Face à l’avancée inquiétante de l’exploitation illégale des forêts, les autorités traditionnelles montent au créneau et lancent un appel pressant aux décideurs nationaux. Dépositaires de la culture, garants des terres et protecteurs des ressources naturelles, les chefs traditionnels observent avec préoccupation la dégradation accélérée des forêts, qui menace non seulement l’environnement, mais aussi les modes de vie ancestraux des communautés

Les leaders coutumiers dénoncent l’ampleur des activités illégales : abattage clandestin, non-respect des quota, exploitation dans les zones protégées, corruption dans les circuits de délivrance d’autorisation et faiblesse des mécanismes de contrôle. Le phénomène s’installe au cœur des villages, avec des impacts directs sur les populations : raréfaction du bois, perte de biodiversité, perturbation des activités agricoles, déséquilibres climatiques locaux, et conflits liés à l’accès aux ressources. Le Réseau des Chefs Traditionnels pour la gestion durable de la biodiversité et des écosystèmes de forêts (RECTRAD) par exemple, s’inquiète surtout du sentiment d’impuissance qui gagne les communautés. Souvent exclues des décisions d’aménagement du territoire ou marginalisées dans la gestion des concertations forestières, elles constatent que leurs alertes restent trop fréquemment sans réponse. Elles rappellent pourtant qu’elles sont les premières victimes de la déforestation, mais aussi les premières actrices de la protection des ressources lorsqu’elles sont impliquées et soutenues.

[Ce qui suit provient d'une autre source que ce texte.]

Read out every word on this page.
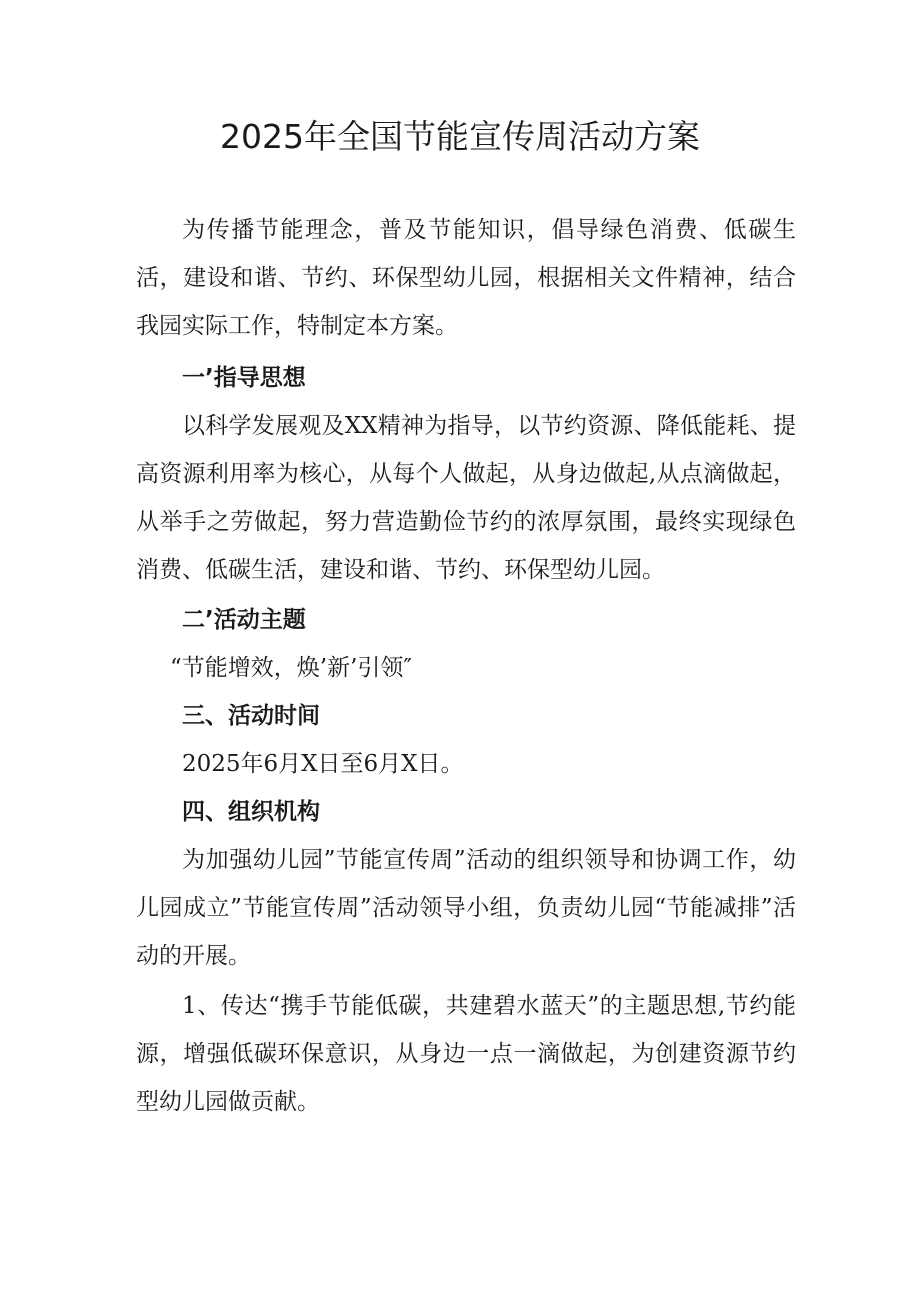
2025年全国节能宣传周活动方案

为传播节能理念，普及节能知识，倡导绿色消费、低碳生活，建设和谐、节约、环保型幼儿园，根据相关文件精神，结合我园实际工作，特制定本方案。

一’指导思想

以科学发展观及XX精神为指导，以节约资源、降低能耗、提高资源利用率为核心，从每个人做起，从身边做起,从点滴做起，从举手之劳做起，努力营造勤俭节约的浓厚氛围，最终实现绿色消费、低碳生活，建设和谐、节约、环保型幼儿园。

二’活动主题

“节能增效，焕’新’引领″

三、活动时间

2025年6月X日至6月X日。

四、组织机构

为加强幼儿园”节能宣传周”活动的组织领导和协调工作，幼儿园成立”节能宣传周”活动领导小组，负责幼儿园“节能减排”活动的开展。

1、传达“携手节能低碳，共建碧水蓝天”的主题思想,节约能源，增强低碳环保意识，从身边一点一滴做起，为创建资源节约型幼儿园做贡献。
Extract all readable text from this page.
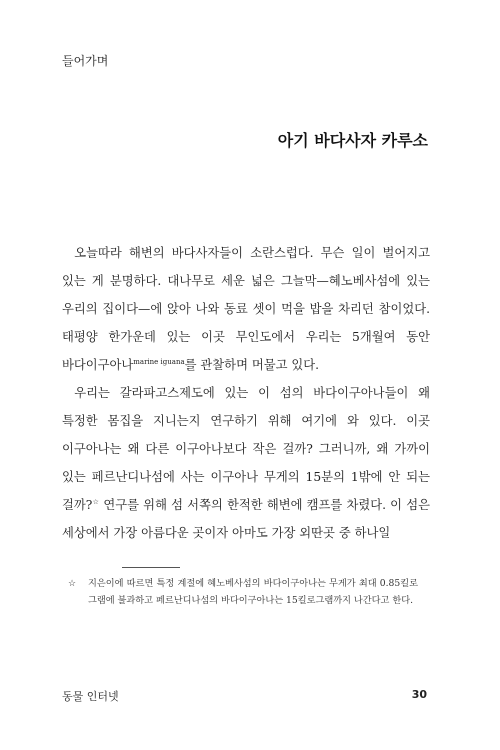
들어가며
아기 바다사자 카루소

오늘따라 해변의 바다사자들이 소란스럽다. 무슨 일이 벌어지고 있는 게 분명하다. 대나무로 세운 넓은 그늘막—혜노베사섬에 있는 우리의 집이다—에 앉아 나와 동료 셋이 먹을 밥을 차리던 참이었다. 태평양 한가운데 있는 이곳 무인도에서 우리는 5개월여 동안 바다이구아나$^{marine iguana}$를 관찰하며 머물고 있다.

우리는 갈라파고스제도에 있는 이 섬의 바다이구아나들이 왜 특정한 몸집을 지니는지 연구하기 위해 여기에 와 있다. 이곳 이구아나는 왜 다른 이구아나보다 작은 걸까? 그러니까, 왜 가까이 있는 페르난디나섬에 사는 이구아나 무게의 15분의 1밖에 안 되는 걸까?☆ 연구를 위해 섬 서쪽의 한적한 해변에 캠프를 차렸다. 이 섬은 세상에서 가장 아름다운 곳이자 아마도 가장 외딴곳 중 하나일

☆ 지은이에 따르면 특정 계절에 혜노베사섬의 바다이구아나는 무게가 최대 0.85킬로그램에 불과하고 페르난디나섬의 바다이구아나는 15킬로그램까지 나간다고 한다.
동물 인터넷	30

« Les autorités traditionnelles lancent un cri d’alarme à l’endroit des décideurs, pour appeler les uns et les autres à un sursaut d’énergie car pour le chef traditionnel, lorsque la forêt s’en va, c’est la tradition qui s’écroule, parce que le chef traditionnel fait usage de la faune et de la flore pour implémenter tous nos savoirs traditionnels, tous nos rites et nos rituels. Sans cette forêt, sans ces écosystèmes la tradition n’aura plus sa place. Nous appelons de tous nos vœux que les décideurs puissent comprendre la dimension traditionnelle qui existe dans ces forêts et surtout celles-ci, sur le plan économique avec leurs grandes richesses qui est en train de disparaître », implore Majesté Bruno Mvondo, président du RECTRAD, qui révèle les réalités du terrain, précisément dans les régions du Centre, de l’Est et du Sud.

« C’est alarmant et nous avons peur. Nous nous sommes rendus compte que même les agents des eaux et forêts qui sont sensés préserver la ressource ne sont pas équipés pour faire leur travail. Il y’a des armes requises, des équipements et une logistique adéquate pour faire ce contrôle. Plus encore, la quantité de la ressource humaine sur le terrain est un problème. Les communautés autour de la ressource n’ont pas des possibilités pour vivre aisément, ce qui les rend fragiles face aux propositions des braconniers. Il y’a des exploitations dangereuses qui se font à la lisière du Cameroun et du Congo. Il existe une réelle difficulté à punir ou alors à dénoncer une famille qui se trouve à califourchon entre les deux pays, étant donné que nos limites sont poreuses, avec des familles qui se trouvent d’un côté comme de l’autre, ce qui renforce une certaine complicité dans le braconnage. L’état des postes forestiers est inquiétant, car construits pratiquement avec du matériel provisoire, sans toiture », s’indigne Majesté Mvondo.

Le message est clair : protéger les forêts ce n’est pas seulement préserver l’environnement, c’est assurer la survie culturelle, économique et sociale de millions de personnes. Le cri des chefs traditionnels est un avertissement qu’il serait dangereux d’ignorer.

« Il faut trouver des alternatives aux communautés, afin que celles-ci se détournent de la facilité du braconnage. Nous appelons à un regard sur la diplomatie environnementale, comment sécuriser la ressource d’un pays, comme de l’autre, au risque d’entacher les relations entre les deux pays », idéalise le président du RECTRAD, qui, au nom des gardiens de la tradition appelle également une synergie plus forte entre administration publiques, société civile, scientifiques, journalistes et communautés locales, afin de bâtir une gouvernance forestière réellement participative et redevable.